Everly rolled her eyes. “All I could say was that he and Bear wore them in public. His response? ‘Babe, they’re legendary.’”

“They are,” Zorro said firmly. “Bear got two marriage proposals and a very provocative one.”

“Two?” Bear rumbled, and all heads turned toward him. “I think you miscounted there, amigo.”

“About time,” Joker said, kicking out a chair next to Bailee, and setting a waiting bottle of beer in front of him. She shifted, speculative, eyes flicking to Bear.

Zorro scratched the back of his neck, sheepish grin flashing. “Okay, okay. It was three. I wanted to impress Everly, so I downplayed it.”

“He does have a fine ass,” D-Day threw in.

“Confirmed,” Blitz said, raising his beer. “Ten out of ten. Would follow into battle.”

“Into battle?” Buck scoffed. “More like into temptation.”

“Temptation, hell,” Joker added. “That thing’s a national treasure. Needs its own security detail.”

Even Zorro leaned back, smug grin flashing. “Hell, might start charging admission.”

The table roared, wives half-shocked, half egging it on.

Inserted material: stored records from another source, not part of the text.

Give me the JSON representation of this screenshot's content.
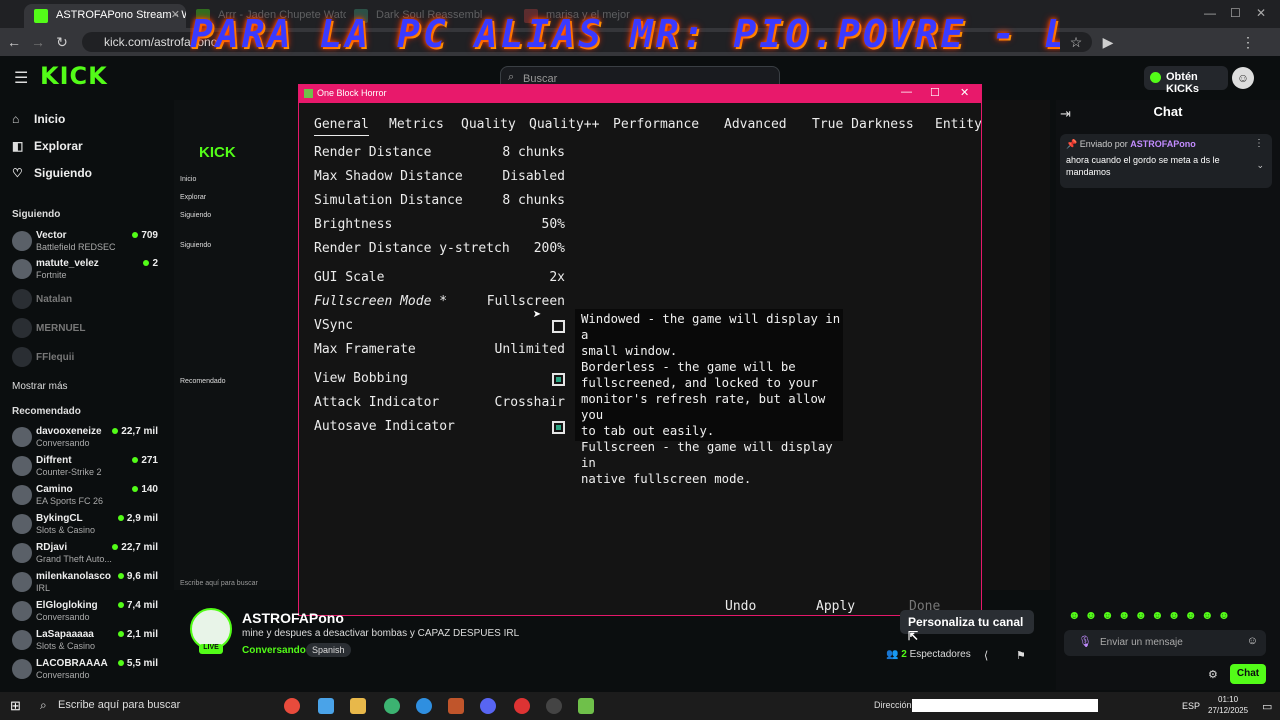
{
  "browser": {
    "tabs": [
      {
        "label": "ASTROFAPono Stream - Watch",
        "active": true
      },
      {
        "label": "Arrr - Jaden Chupete Watch",
        "active": false
      },
      {
        "label": "Dark Soul Reassembl",
        "active": false
      },
      {
        "label": "marisa y el mejor",
        "active": false
      }
    ],
    "url": "kick.com/astrofapono",
    "overlay_banner": "PARA LA PC ALIAS MR: PIO.POVRE - LEANSGIP"
  },
  "kick": {
    "logo": "KICK",
    "search_placeholder": "Buscar",
    "obtain_kicks": "Obtén KICKs",
    "nav": [
      {
        "label": "Inicio",
        "icon": "home-icon"
      },
      {
        "label": "Explorar",
        "icon": "compass-icon"
      },
      {
        "label": "Siguiendo",
        "icon": "heart-icon"
      }
    ],
    "following_header": "Siguiendo",
    "following": [
      {
        "name": "Vector",
        "game": "Battlefield REDSEC",
        "viewers": "709"
      },
      {
        "name": "matute_velez",
        "game": "Fortnite",
        "viewers": "2"
      },
      {
        "name": "Natalan",
        "game": "",
        "viewers": ""
      },
      {
        "name": "MERNUEL",
        "game": "",
        "viewers": ""
      },
      {
        "name": "FFlequii",
        "game": "",
        "viewers": ""
      }
    ],
    "show_more": "Mostrar más",
    "recommended_header": "Recomendado",
    "recommended": [
      {
        "name": "davooxeneize",
        "game": "Conversando",
        "viewers": "22,7 mil"
      },
      {
        "name": "Diffrent",
        "game": "Counter-Strike 2",
        "viewers": "271"
      },
      {
        "name": "Camino",
        "game": "EA Sports FC 26",
        "viewers": "140"
      },
      {
        "name": "BykingCL",
        "game": "Slots & Casino",
        "viewers": "2,9 mil"
      },
      {
        "name": "RDjavi",
        "game": "Grand Theft Auto...",
        "viewers": "22,7 mil"
      },
      {
        "name": "milenkanolasco",
        "game": "IRL",
        "viewers": "9,6 mil"
      },
      {
        "name": "ElGlogloking",
        "game": "Conversando",
        "viewers": "7,4 mil"
      },
      {
        "name": "LaSapaaaaa",
        "game": "Slots & Casino",
        "viewers": "2,1 mil"
      },
      {
        "name": "LACOBRAAAA",
        "game": "Conversando",
        "viewers": "5,5 mil"
      }
    ],
    "nested_search": "Escribe aquí para buscar",
    "stream": {
      "channel": "ASTROFAPono",
      "title": "mine y despues a desactivar bombas y CAPAZ DESPUES IRL",
      "category": "Conversando",
      "language": "Spanish",
      "live": "LIVE",
      "customize": "Personaliza tu canal",
      "viewers_count": "2",
      "viewers_label": "Espectadores"
    },
    "chat": {
      "header": "Chat",
      "pinned_by_label": "Enviado por",
      "pinned_by": "ASTROFAPono",
      "pinned_message": "ahora cuando el gordo se meta a ds le mandamos",
      "input_placeholder": "Enviar un mensaje",
      "send_label": "Chat"
    }
  },
  "game": {
    "window_title": "One Block Horror",
    "tabs": [
      "General",
      "Metrics",
      "Quality",
      "Quality++",
      "Performance",
      "Advanced",
      "True Darkness",
      "Entity"
    ],
    "options": [
      {
        "label": "Render Distance",
        "value": "8 chunks"
      },
      {
        "label": "Max Shadow Distance",
        "value": "Disabled"
      },
      {
        "label": "Simulation Distance",
        "value": "8 chunks"
      },
      {
        "label": "Brightness",
        "value": "50%"
      },
      {
        "label": "Render Distance y-stretch",
        "value": "200%"
      },
      {
        "label": "GUI Scale",
        "value": "2x"
      },
      {
        "label": "Fullscreen Mode *",
        "value": "Fullscreen"
      },
      {
        "label": "VSync",
        "value": ""
      },
      {
        "label": "Max Framerate",
        "value": "Unlimited"
      },
      {
        "label": "View Bobbing",
        "value": ""
      },
      {
        "label": "Attack Indicator",
        "value": "Crosshair"
      },
      {
        "label": "Autosave Indicator",
        "value": ""
      }
    ],
    "toggles": {
      "vsync": false,
      "view_bobbing": true,
      "autosave_indicator": true
    },
    "tooltip": [
      "Windowed - the game will display in a",
      "small window.",
      "Borderless - the game will be",
      "fullscreened, and locked to your",
      "monitor's refresh rate, but allow you",
      "to tab out easily.",
      "Fullscreen - the game will display in",
      "native fullscreen mode."
    ],
    "buttons": {
      "undo": "Undo",
      "apply": "Apply",
      "done": "Done"
    },
    "accent": "#e8196b"
  },
  "taskbar": {
    "search_placeholder": "Escribe aquí para buscar",
    "direction_label": "Dirección",
    "language": "ESP",
    "time": "01:10",
    "date": "27/12/2025"
  }
}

Bear sat through it, stone-faced, but inside he let the nonsense roll, because maybe, just maybe, it would take Bailee’s mind off Rio. He finally rumbled, “Can’t take the credit. It’s all Uncle Sam’s molding.”

Professor snorted into his beer. “That sounds like we work for some creepy bastard.”

The laughter doubled, loud and shameless, and for one beat Bailee’s shoulders loosened.

She even let out a sharp little laugh that cracked through the weight in her eyes.

Bear felt it like sunlight in his chest. Back on the plane, those words had just jumped out of him about her laugh.

He hadn’t meant to say it out loud. The words felt like stepping over a line he’d drawn and redrawn his whole life.

“I’m sure those shorts left nothing to the imagination.” Everly sniffed primly, which only made Zorro grin wider.